Stratasys 3D Printing: 3D Printer or Rapid Prototyping Solution?
How to Spot the Difference (and Save Millions) – Part 1
Another Year. New Challenges for the Product Innovation Firm.
Before diving into your next 3D printing purchase for Rapid Prototyping (RP), let’s put your product development process in focus.
The product development process, which transforms a concept into a market-ready product, plays a critical role in both the functional and economic success of your product and parent company.
It is therefore crucial for firms to effectively mveasure the performance of their product development cycle – using factors including lead time (the calendar months/years that pass from concept development to the end of pilot production) and engineering effort (the person-months/years required to go from concept development to the end of pilot production).
Then consider that over the last few years consumer demand for product variety and customization has only increased. On top of that, consider that product lifetimes are constantly falling. To stay competitive, not only do you need to develop more and more products, but you need to be prepared for the fact that they stay in the marketplace for shorter and shorter windows.
This means your product development cycle must be smarter, more agile, more productive and more efficient. In addition, the decisions you make in the early stages of the product development cycle can ultimately affect multi-million dollar investments further down the path.

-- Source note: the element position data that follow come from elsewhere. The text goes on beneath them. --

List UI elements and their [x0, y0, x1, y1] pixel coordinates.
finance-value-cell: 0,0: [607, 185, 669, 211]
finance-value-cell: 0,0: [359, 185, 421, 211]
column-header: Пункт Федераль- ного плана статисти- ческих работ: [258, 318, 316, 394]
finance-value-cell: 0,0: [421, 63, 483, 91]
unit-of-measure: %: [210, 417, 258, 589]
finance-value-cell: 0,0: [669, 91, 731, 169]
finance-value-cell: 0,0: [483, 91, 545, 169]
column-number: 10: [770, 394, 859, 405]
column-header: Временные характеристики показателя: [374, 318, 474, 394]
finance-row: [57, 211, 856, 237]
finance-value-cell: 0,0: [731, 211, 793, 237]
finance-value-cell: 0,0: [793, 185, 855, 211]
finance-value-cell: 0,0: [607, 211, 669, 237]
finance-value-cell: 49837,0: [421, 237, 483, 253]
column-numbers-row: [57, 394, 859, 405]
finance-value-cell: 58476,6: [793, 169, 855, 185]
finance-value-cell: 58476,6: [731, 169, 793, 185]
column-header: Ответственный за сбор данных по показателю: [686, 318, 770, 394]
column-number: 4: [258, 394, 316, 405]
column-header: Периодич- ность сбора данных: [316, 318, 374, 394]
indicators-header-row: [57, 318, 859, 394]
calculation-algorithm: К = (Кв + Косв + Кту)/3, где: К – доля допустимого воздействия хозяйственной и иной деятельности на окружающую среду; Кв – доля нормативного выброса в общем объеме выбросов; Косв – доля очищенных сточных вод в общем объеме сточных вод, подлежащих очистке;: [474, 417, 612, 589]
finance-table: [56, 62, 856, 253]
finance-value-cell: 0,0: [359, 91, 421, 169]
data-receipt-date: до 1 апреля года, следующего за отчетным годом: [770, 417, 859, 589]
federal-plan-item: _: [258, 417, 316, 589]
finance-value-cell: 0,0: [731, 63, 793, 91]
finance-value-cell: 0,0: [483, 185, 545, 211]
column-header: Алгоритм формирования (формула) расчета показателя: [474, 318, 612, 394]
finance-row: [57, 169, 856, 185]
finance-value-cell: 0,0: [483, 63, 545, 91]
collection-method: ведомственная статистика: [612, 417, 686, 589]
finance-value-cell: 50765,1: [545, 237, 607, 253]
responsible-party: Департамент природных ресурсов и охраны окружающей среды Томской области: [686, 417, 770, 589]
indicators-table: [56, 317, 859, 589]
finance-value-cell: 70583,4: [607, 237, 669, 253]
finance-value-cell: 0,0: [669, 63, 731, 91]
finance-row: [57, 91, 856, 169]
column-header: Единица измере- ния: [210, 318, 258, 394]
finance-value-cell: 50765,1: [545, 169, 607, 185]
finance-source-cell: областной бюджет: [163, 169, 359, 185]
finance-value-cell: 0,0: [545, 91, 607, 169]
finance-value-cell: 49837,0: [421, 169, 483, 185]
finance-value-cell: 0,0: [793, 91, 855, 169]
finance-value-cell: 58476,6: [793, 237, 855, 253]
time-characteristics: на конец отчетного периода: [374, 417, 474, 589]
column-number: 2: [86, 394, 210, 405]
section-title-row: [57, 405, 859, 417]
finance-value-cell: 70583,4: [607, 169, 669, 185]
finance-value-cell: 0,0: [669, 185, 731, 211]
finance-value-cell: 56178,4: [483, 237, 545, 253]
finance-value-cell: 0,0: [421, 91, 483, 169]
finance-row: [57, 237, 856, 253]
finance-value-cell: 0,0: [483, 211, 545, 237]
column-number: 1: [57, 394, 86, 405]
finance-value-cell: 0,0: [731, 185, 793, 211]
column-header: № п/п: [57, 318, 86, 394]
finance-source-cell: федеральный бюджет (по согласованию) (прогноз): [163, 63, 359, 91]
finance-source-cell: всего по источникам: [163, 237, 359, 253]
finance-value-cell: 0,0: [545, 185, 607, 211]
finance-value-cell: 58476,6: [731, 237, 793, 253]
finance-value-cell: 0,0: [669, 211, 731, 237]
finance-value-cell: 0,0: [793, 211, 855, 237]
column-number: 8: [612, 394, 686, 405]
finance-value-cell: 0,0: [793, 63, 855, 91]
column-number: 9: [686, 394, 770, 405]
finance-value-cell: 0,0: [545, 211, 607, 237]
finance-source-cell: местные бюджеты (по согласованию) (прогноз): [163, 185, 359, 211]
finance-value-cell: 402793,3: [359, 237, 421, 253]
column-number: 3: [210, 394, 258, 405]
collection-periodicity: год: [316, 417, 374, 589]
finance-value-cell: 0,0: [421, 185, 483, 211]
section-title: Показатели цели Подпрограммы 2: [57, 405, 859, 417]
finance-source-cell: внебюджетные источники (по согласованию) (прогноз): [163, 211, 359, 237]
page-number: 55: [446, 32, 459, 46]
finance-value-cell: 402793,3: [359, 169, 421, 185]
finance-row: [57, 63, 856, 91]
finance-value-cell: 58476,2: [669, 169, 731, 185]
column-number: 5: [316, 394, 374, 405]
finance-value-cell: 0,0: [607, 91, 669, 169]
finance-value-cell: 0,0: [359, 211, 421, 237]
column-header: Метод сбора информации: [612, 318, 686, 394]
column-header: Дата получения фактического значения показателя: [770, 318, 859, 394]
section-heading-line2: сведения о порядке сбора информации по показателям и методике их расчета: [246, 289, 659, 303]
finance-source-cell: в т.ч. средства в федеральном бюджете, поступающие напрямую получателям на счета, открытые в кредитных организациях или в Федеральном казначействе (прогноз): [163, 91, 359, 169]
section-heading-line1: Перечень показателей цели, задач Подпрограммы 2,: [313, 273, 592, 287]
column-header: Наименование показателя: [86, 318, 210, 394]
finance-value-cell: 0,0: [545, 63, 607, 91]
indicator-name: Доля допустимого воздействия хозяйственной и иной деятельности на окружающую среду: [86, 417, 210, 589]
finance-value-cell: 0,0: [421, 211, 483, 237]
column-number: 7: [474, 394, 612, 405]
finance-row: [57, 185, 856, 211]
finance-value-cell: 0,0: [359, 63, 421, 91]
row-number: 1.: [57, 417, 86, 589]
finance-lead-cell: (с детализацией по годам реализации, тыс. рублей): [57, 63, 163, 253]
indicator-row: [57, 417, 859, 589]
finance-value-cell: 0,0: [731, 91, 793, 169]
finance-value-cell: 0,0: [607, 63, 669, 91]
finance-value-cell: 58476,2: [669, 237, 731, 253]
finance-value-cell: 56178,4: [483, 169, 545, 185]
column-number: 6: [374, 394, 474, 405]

So what does this mean for you, the product design and development company, as we begin 2017?
Enter Rapid Prototyping
3D printing, the series of technologies allowing firms to rapidly turn on-screen designs into one-off physical objects, has been in use for nearly three decades by many of the world’s largest and most demanding design and manufacturing companies. Since the turn of the millennium, it has also rapidly filtered down to smaller enterprises, dedicated RP shops and design workgroups, to the point that most fully recognize the opportunities of 3D printing. Many see the technology as integral, even indispensable, to their design and product development cycle. But beware – not all 3D printing solutions are alike!
Myth: The Only Difference between General Purpose 3D Printers and Professional RP Solutions is Price
Over the past two or three years there has been an explosion in small, entry-level, general purpose 3D printers that claim to have ‘professional’ prototyping capabilities in their literature.
While such 3D printers are indeed a useful entry tool to the wider technology, a company looking to make a serious dent in their product development cycle must be aware of all the factors that separate professional RP from general 3D printing. Here are just a few questions worth asking before you take the plunge:
1.) How much of the RP workflow can this system actually handle?
It’s all very well talking about prototyping, but what does it involve exactly?
At the concept verification stage, you need a system that can churn out multiple simple iterations, fast, in a cost-effective model material. At this point in the RP process, you’re mainly evaluating ‘form,’ or what shape the product will take. And it’s here that a general entry-level 3D printer will perhaps perform best – as long as the model isn’t overly large or complex.
At the design validation stage, you’ve narrowed your design down to one or two finalists and now you want to test both ‘form’ and ‘fit,’ which, depending on your product, will demand high tolerances, multiple materials or colors in a single build, thin walls, complex geometries (requiring soluble support material), moving parts and more. For any serious design validation effort, the majority of small, desktop 3D printers will simply not provide the accuracy, detail and repeatability needed.
Finally, you want to test the design’s functional performance – using stress tests, drop-tests or limited real-application usage. For this stage, engineering-grade materials are key. If cost-effective PLA material was ideal at the concept stage, for functional performance you need production-grade ABS, ASA, PC, PC-ABS, various Nylon grades, ULTEM and more.
Looking beyond the relatively narrow focus of the RP workflow are larger questions relating to learning and operating time, support and future-ability. Questions such as:
2.) How much time do I have to invest getting it working, operating day to day, and in maintenance? And…
3.) How scalable is it to my future needs?
Here again, the differences between the plethora of readily available 3D printers and professional RP systems can be stark. Most entry-level 3D printers are still new to the market and have generally undergone minimal rigorous field testing. They have little in the way of supporting workflow tools and, due to the limited scope of the supporting vendor, tend to have very little in the way of global customer support – all of which affects your overall RP efficiency and effectiveness for the medium- to long-term.
Conclusion: Think about Overall Solution Effectiveness
All this means that firms focused on building competitiveness must act fast to compress their product design and development cycles with a systematic approach to RP and 3D printing. This means weighing the pros and cons of general purpose entry-level 3D printers vs professional RP systems.
A good starting point is to consider the intellectual property, engineering and software investments that have gone into developing the overall effectiveness of the solutions available. Then consider how this affects both your lead time and engineering effort. You may be surprised to find the differences can add up to millions, if not billions, in costs over the development effort and the lifetime of your intended end-product.